Popular and commercial music voice teachers are generally under-represented and under-served in the voice teacher community. The reasons why are pretty long and convoluted, and I'm sure they'll be discussed later, but, for now, here's a quick summary of the current state of our community.
Traditionally, people who want to sing and teach voice professionally get a college degree, but there are only a handful of degrees in the country that are based in popular and commercial genres. The rest of us go to school in either classical voice (which is most music programs), musical theatre, or jazz. Musical theatre and jazz programs sometimes include a bit of popular and commercial music, but most of us generally piece together an education about singing and teaching popular genres on our own. We might be great at figuring out the notes and rhythms in a song, have a wealth of information on good vocal health, and know a decent amount about vocal anatomy, but we have to fill in HUGE gaps in our knowledge about how the vocal instrument works in different styles, knowing standard chord and rhythmic variations in different styles, running a private studio, the music business in general, microphones, sound systems, DAW's, recording, touring, booking, marketing, social media, publishing, etc.
Some singer-teachers realize that they won't get to study popular music in college, so they pass on the college music degree and instead get real world experience in a lot of the stuff the music degree students miss. Occasionally, music degree students do this stuff on the side while they're studying opera, jazz, or musical theatre at school.
Every singing teacher wants to learn more about helping singers be successful in their chosen genre(s). Professional organizations, journals, and conferences are usually great ways to do that, but the most powerful professional voice teacher organizations are currently made up of mostly collegiate teachers, and since most college programs are classically-focused, most articles, research, and conference presentations have, for many years, been focused mostly on classical singing, with more musical-theatre-focused material in recent years.
I'm in that first group of teachers. I received two classical voice degrees, and while I love studying and singing classical music, I also love popular and commercial styles just as much. While my voice feels at home in popular styles, I've had to learn the hard way about sound, recording, booking, etc., meanwhile feeling rather jealous of the resources and community that I see for teachers in other genres. I've talked to so many voice teachers who are in the same boat. We're starving for quality materials and classes that take us seriously and are relevant to us. We're starting to stand up and be counted in organizations and in academia, and some material and classes are being geared toward us, but there's a long way to go.
I've felt a need to foster connection in our community in whatever ways I can, and to help writers, pedagogues, researchers, publishers, and other organizations see that there is indeed a demand for resources for us. So, this past Thursday, I started by creating the Popular & Commercial Voice Teacher Network group on Facebook and the Google+ Community for non-Facebookers, as well.
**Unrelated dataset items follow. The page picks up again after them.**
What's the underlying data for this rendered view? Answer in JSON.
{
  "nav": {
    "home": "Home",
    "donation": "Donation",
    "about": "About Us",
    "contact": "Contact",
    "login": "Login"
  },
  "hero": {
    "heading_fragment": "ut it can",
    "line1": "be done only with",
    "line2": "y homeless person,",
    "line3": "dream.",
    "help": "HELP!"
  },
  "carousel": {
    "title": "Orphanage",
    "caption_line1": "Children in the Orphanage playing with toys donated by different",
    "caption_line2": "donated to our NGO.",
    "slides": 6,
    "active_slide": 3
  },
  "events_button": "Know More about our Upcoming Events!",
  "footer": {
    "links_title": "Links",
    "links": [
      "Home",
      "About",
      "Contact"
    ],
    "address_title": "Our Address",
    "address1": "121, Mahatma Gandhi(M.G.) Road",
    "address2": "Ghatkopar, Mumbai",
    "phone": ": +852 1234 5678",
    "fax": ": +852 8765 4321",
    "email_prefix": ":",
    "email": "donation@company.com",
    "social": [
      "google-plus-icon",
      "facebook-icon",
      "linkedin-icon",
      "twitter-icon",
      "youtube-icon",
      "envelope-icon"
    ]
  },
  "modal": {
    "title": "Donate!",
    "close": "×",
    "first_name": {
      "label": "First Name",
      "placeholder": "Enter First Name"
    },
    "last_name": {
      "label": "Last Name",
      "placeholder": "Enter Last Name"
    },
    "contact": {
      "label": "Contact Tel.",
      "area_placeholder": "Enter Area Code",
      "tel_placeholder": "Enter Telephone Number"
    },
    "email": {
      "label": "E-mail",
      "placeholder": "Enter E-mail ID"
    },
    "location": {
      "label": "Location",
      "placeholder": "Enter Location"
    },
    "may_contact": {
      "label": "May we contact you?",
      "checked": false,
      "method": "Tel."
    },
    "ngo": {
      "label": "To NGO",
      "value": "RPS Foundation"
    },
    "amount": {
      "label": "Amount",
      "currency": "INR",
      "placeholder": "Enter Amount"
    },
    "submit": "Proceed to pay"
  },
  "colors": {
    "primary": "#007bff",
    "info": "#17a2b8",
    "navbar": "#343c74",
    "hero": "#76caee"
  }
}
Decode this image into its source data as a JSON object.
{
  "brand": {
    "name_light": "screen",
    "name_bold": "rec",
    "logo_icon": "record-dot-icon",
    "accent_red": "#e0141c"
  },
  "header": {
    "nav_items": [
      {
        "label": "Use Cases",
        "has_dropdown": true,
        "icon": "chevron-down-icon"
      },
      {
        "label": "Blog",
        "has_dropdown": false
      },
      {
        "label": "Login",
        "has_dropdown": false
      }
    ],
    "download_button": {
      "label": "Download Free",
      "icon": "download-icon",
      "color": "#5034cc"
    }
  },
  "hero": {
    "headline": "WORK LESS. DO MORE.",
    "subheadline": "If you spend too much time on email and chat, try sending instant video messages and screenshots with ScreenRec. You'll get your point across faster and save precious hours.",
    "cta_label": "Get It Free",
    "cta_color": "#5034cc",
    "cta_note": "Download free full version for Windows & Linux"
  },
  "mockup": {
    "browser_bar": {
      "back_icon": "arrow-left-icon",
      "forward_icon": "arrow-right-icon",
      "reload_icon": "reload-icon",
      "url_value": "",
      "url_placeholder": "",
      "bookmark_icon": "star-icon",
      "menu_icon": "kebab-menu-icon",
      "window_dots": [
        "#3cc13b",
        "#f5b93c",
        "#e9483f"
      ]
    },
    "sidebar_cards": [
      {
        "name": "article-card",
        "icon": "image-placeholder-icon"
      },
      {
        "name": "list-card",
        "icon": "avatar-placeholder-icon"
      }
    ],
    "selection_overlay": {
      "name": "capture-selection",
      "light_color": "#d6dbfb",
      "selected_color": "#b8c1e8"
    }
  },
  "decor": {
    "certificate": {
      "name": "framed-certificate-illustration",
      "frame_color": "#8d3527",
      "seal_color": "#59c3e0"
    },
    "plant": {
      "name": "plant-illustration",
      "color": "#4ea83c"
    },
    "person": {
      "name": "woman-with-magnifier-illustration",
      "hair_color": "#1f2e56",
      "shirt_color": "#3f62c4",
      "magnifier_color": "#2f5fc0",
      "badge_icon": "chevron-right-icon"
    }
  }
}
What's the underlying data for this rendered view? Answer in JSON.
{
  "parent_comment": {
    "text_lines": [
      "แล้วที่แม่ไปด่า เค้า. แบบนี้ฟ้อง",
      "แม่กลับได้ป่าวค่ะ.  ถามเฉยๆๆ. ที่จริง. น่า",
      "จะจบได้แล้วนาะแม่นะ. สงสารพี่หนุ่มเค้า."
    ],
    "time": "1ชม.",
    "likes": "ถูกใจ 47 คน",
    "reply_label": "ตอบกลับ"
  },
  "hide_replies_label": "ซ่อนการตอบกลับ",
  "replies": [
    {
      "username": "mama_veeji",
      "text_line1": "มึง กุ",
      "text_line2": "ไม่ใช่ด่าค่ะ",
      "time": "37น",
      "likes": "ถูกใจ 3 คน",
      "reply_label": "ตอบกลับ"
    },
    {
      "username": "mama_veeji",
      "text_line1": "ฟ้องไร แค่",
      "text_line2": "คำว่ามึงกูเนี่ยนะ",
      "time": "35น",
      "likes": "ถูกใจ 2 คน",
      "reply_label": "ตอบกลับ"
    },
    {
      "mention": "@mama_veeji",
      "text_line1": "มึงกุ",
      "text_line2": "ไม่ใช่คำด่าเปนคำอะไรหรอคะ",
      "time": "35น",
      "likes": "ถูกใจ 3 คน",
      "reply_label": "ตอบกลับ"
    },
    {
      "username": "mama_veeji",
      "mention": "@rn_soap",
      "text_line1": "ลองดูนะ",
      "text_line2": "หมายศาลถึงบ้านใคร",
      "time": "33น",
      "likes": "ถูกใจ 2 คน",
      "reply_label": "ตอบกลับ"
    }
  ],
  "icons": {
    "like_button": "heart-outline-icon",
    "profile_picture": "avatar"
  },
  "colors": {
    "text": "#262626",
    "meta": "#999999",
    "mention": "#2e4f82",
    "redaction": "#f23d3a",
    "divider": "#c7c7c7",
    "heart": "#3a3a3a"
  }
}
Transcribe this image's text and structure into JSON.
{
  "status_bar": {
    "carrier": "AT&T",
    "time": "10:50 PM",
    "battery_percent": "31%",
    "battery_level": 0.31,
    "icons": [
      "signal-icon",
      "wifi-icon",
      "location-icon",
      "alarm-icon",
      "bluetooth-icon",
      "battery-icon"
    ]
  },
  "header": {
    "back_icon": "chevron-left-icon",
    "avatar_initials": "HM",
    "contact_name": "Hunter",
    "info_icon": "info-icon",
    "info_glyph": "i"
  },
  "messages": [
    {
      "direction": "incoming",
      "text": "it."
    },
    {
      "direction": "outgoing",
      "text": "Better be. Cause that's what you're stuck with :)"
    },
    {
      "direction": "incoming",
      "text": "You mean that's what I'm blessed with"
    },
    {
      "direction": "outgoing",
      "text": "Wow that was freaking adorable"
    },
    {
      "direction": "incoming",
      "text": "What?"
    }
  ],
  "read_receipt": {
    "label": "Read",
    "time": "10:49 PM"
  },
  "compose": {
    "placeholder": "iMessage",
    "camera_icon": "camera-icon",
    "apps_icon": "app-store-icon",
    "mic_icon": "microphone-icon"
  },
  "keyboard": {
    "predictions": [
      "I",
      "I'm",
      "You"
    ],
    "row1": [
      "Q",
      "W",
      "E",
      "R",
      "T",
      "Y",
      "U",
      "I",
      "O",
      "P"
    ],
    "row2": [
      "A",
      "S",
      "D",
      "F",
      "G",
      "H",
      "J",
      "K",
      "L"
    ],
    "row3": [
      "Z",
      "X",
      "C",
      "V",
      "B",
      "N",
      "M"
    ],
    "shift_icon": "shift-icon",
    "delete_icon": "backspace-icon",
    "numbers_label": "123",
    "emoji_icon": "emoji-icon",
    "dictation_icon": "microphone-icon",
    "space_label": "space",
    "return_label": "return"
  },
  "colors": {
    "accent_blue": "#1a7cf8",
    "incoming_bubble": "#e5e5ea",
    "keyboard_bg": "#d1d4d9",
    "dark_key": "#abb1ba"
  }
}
While social media is a great place to share information and connect and dialogue, it's not always a great place to store ideas permanently, so I've started this website so we can easily find lists, tagged blog entries, and links to resources that we share with each other.
In the Facebook group, I started off by running two polls (Google+ doesn't include a poll feature) to see what kinds of teaching we do and what we're most hungry to know. Here are the top 10 answers for each question as of this morning. (Mouse over to see answers.)
In what kind of studio/scenario do you teach?
What are some of the resources you're hoping to find through this community?
I will do my best to address the needs listed above by having guest bloggers, doing interviews, curating lists of books, websites, blogs, articles, etc., in addition to sharing my own thoughts and research. Please join in the dialogue by sharing what you're hoping to find here. Comment below or take the Facebook polls.
Special thanks to Kevin Michael Jones for his hard work developing the Musical Theatre Voice Teachers & Coaches Network and its corresponding website http://musicaltheatreresources.com, both of which served as a model for this group and its website. His groundwork paved the way. If you are a Musical Theatre voice teacher looking for resources and a great community of people, please check out his website.
I'm looking forward to meeting you and to becoming better teachers together.